Lors de la présence anglaise, elle s’appelait Market Place (place du marché). Lorsque Calais fut délivrée en 1558, on lui donna le nom de place d’Armes. Dans les villes où séjourne une garnison, c’est là que se déroulent les cérémonies militaires, comme le passage en revue des troupes. On trouve ainsi de nombreux lieux portant ce nom, par exemple à l’intérieur du fort Nieulay. Cette appellation est toujours restée à Calais, malgré plusieurs tentatives de changement.
Les marchés.
Le marché repris après la reconquête de 1558 grâce à l’autorisation donnée dans la charte de François II. Jusqu’en 1939 et en dehors des périodes de guerre, un marché de grande envergure se tenait le mercredi et le samedi Ce marché existe encore de nos jours même s’il n’a retrouvé son ampleur d’autrefois. Aux mêmes jours se tenait le Marché aux Herbes sur une petite place au coin sud-est de la place d’Armes. Le remembrement l’a fait disparaître même si un décrochement dans la ligne des bâtiments en est un témoin.
Les fêtes et les foires.
La place d’Armes accueillait aussi des foires , ainsi celle de fin janvier offrait aux Calaisiens théâtre (comme le théâtre Pigis), jeux d’adresse, prestidigitateurs, ventes de pains d’épices, attractions avec marionnettes, lanternes magiques représentant la passion de Jésus Christ ou encore la tentation de saint Antoine, lutteurs, ours savants, une femme à barbe, une fillette de 70 kg, cuivres et grosses caisses, … La fête connaissait un tel succès que la place devint trop petite , en 1869, elle s’étendait de la rue Royale à la place Richelieu ! La place accueillit aussi le cirque américain ” Bello & Myers ” qui avait une capacité de 4000 spectateurs. Parfois les cirques en bois étaient revendus à la fin de la saison. Un carnaval avait lieu mais il finit par disparaître, ne rencontrant pas le succès escompté
Les boutiques.
Des boutiques de style hétéroclite auxquelles se mêlaient de luxueuses demeures bordaient les quatre côtés. La place avait de ce fait un caractère beaucoup plus convivial qu’à notre époque et elle était attractive de jour comme de nuit. Les rues voisines présentaient une architecture assez variée. Par exemple, la rue de la Citadelle possédait les seules maisons antérieures au XVIIème siècle, appelées “maisons espagnoles” car construites pendant la présence des Espagnols à Calais entre 1596 et 1598, dans un style ressemblant aux habitations à encorbellements de Canterbury.

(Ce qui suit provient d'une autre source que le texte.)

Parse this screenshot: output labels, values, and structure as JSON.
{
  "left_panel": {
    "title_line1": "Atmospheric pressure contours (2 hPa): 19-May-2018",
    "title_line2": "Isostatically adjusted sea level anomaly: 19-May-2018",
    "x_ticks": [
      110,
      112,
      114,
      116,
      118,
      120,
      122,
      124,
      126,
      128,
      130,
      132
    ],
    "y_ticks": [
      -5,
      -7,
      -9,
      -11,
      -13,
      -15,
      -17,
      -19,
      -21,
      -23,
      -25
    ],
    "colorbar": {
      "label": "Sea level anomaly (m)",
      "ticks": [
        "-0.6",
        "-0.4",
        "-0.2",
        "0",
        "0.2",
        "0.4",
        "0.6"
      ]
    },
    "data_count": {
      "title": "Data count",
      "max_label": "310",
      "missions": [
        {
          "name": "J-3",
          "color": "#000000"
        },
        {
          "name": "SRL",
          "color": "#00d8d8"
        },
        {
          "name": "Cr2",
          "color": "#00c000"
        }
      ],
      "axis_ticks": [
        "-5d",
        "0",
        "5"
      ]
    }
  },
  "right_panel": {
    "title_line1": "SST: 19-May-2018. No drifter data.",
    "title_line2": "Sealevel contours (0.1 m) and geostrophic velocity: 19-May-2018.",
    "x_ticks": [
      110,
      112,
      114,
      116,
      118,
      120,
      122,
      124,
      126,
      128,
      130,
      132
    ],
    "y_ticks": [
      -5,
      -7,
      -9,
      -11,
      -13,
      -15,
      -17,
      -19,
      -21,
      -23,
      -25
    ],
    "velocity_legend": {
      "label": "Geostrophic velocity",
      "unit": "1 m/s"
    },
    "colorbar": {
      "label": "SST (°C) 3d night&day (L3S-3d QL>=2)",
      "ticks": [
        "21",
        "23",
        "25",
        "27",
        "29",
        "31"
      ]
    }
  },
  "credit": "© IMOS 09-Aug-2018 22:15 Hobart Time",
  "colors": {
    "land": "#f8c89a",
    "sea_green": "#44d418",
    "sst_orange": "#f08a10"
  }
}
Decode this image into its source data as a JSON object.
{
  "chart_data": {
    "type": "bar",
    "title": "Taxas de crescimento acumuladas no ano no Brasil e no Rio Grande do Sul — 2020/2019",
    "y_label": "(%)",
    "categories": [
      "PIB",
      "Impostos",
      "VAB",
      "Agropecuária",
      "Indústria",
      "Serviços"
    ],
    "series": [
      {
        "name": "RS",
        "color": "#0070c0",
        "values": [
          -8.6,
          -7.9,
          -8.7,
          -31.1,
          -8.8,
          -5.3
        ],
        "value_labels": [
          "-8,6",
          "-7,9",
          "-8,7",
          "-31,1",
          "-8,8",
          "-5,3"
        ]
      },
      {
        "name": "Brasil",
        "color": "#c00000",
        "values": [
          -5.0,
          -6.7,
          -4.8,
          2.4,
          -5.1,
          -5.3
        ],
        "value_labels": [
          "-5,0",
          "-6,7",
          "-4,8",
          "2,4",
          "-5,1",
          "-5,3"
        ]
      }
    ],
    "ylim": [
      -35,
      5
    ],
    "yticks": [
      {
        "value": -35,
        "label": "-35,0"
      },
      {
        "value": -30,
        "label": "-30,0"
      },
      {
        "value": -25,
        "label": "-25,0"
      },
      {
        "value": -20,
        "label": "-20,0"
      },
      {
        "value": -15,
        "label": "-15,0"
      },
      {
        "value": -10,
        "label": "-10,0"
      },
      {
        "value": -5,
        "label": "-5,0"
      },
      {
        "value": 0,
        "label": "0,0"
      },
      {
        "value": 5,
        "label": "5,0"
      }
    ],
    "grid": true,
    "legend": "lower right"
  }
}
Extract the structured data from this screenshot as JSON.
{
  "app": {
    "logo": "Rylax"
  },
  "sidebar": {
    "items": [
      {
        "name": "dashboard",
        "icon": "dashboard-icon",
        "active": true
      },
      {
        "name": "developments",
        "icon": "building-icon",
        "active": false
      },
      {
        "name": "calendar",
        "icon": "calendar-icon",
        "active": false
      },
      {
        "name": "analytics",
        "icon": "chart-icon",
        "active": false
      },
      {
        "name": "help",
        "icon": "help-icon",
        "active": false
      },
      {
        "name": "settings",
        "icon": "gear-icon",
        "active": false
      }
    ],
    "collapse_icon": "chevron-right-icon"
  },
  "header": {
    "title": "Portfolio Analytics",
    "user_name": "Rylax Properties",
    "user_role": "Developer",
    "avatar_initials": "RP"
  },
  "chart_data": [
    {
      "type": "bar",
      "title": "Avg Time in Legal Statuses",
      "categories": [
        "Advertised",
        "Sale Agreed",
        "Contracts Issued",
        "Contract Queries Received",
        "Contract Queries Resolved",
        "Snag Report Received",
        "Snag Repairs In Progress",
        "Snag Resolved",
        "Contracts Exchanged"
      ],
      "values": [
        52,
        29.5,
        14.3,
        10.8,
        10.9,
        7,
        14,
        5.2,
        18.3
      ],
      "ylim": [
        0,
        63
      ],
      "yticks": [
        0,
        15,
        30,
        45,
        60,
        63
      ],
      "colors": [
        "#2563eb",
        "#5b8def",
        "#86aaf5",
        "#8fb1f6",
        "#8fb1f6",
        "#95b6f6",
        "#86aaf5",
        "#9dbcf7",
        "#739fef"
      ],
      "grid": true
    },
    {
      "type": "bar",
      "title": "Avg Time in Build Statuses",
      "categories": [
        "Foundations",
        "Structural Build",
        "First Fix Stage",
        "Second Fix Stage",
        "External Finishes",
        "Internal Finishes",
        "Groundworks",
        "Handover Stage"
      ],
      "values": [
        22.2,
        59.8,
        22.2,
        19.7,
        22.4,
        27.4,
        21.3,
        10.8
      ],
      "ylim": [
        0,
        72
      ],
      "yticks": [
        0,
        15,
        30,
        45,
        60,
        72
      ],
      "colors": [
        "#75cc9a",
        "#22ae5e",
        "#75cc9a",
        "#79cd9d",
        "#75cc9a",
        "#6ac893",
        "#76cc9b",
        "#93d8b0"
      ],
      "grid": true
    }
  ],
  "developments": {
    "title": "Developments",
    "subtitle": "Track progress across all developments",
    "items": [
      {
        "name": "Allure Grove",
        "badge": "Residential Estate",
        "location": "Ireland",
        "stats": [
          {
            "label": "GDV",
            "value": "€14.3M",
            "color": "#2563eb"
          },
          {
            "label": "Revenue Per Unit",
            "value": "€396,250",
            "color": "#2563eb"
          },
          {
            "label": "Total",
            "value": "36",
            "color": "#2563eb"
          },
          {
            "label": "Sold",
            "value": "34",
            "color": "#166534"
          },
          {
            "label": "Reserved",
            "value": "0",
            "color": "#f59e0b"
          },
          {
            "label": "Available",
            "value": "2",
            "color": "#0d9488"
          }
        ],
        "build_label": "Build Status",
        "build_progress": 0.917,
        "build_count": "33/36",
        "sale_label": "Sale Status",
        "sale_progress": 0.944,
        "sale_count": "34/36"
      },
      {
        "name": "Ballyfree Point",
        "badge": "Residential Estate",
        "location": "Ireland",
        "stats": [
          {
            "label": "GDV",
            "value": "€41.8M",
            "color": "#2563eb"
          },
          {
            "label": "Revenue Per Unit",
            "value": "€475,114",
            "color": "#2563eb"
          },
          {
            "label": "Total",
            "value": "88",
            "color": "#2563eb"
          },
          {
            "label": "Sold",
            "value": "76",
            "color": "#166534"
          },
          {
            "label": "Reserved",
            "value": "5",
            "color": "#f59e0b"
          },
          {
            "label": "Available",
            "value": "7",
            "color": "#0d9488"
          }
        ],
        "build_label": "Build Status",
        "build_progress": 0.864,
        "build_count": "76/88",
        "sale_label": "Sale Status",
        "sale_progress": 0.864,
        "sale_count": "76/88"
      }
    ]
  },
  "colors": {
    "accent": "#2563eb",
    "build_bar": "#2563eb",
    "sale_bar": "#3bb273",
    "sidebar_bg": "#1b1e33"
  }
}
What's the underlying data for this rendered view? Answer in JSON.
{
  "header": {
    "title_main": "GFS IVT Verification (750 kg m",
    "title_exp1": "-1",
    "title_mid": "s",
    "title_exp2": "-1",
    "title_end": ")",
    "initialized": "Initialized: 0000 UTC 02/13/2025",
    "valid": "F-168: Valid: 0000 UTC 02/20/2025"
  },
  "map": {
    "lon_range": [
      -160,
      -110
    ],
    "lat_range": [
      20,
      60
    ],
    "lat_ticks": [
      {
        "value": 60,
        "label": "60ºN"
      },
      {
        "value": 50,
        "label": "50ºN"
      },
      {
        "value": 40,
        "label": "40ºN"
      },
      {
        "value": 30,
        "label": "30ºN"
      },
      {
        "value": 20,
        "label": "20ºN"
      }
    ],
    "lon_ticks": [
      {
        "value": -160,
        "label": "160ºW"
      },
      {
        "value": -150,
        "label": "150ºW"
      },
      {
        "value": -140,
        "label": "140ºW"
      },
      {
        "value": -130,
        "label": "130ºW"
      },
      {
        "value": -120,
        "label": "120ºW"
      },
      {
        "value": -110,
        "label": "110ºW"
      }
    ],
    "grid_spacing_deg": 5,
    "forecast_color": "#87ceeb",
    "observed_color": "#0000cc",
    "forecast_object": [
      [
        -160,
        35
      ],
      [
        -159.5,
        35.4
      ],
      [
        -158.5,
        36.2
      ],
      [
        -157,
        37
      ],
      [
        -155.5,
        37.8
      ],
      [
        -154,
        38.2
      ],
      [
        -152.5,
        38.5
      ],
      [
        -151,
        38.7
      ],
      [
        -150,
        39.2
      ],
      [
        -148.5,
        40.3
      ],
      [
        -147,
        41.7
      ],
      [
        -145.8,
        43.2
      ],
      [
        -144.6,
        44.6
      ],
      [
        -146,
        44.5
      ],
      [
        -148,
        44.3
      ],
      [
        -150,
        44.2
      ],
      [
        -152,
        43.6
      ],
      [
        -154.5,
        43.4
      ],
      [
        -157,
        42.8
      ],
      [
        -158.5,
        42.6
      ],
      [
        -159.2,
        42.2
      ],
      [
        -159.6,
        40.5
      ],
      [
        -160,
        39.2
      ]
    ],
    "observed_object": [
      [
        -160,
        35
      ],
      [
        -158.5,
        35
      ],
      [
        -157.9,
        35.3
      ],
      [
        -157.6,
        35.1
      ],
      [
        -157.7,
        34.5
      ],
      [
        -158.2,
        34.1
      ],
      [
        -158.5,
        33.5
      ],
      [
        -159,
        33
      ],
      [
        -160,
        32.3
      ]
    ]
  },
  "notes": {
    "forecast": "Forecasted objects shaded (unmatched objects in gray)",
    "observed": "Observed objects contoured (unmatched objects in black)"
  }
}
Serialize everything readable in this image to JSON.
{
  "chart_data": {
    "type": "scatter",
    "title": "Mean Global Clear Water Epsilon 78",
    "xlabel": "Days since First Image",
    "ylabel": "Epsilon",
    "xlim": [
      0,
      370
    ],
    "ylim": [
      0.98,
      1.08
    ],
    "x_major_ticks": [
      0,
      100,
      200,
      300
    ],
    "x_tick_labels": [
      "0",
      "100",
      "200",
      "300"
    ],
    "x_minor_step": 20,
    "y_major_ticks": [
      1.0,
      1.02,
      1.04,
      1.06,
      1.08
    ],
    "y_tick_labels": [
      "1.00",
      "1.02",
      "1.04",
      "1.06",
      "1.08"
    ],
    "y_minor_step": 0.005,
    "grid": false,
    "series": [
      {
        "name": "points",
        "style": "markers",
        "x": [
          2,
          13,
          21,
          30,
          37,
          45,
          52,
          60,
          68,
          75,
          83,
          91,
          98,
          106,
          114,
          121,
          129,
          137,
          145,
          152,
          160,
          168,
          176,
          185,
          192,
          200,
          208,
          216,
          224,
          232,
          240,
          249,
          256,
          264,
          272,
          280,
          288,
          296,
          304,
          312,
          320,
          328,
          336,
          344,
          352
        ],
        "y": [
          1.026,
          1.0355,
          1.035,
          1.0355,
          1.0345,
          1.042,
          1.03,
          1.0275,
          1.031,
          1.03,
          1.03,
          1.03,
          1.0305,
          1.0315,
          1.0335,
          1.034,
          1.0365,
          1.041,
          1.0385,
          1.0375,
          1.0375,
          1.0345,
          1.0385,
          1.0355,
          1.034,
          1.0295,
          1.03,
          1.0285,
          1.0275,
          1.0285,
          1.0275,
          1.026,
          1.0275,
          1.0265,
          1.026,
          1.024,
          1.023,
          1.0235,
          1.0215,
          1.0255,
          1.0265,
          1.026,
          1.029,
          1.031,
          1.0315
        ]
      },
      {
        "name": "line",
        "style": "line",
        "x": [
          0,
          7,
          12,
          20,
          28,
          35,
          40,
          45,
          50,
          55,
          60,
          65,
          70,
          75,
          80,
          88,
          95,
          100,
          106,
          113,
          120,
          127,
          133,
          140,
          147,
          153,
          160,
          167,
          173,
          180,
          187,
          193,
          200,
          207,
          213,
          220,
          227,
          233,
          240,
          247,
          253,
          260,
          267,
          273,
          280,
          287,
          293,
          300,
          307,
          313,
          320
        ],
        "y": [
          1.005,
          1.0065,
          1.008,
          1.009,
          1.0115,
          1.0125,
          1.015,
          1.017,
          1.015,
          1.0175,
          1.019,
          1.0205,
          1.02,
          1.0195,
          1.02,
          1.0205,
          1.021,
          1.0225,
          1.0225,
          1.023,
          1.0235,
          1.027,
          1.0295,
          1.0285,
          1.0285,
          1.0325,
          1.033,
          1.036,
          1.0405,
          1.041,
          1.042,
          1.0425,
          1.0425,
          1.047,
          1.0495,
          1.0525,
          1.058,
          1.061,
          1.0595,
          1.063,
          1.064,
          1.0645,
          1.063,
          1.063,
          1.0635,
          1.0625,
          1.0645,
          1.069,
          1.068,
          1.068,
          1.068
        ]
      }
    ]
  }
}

Un pôle dans la vie de la cité.
L’ancien Calais, avant sa fusion avec Saint-Pierre en 1885, correspondait en gros au Calais-Nord actuel , la place d’Armes en était le centre politique, économique et culturel. Au Moyen age, on exposait à la foule les bandits, malandrins et autres criminels, pieds et mains attachés à un poteau appelé pilori. Un arbre de la liberté fut installé à la Révolution française et l’on y fêta “l’Être suprême.” Jusqu’au milieu du XIXème siècle, on disposa par intermittence une guillotine pour les exécutions capitales même si elle ne servit pas pendant la Révolution. On y célébrait les fêtes, comme la bataille des fleurs en 1906, mais aussi les catastrophes. Le 26 mai 1910, on rendit hommage aux marins victimes du drame du Pluviôse en y faisant passer le cortège long d’un kilomètre, vers l’église Notre-Dame.
La Seconde Guerre mondiale et la reconstruction.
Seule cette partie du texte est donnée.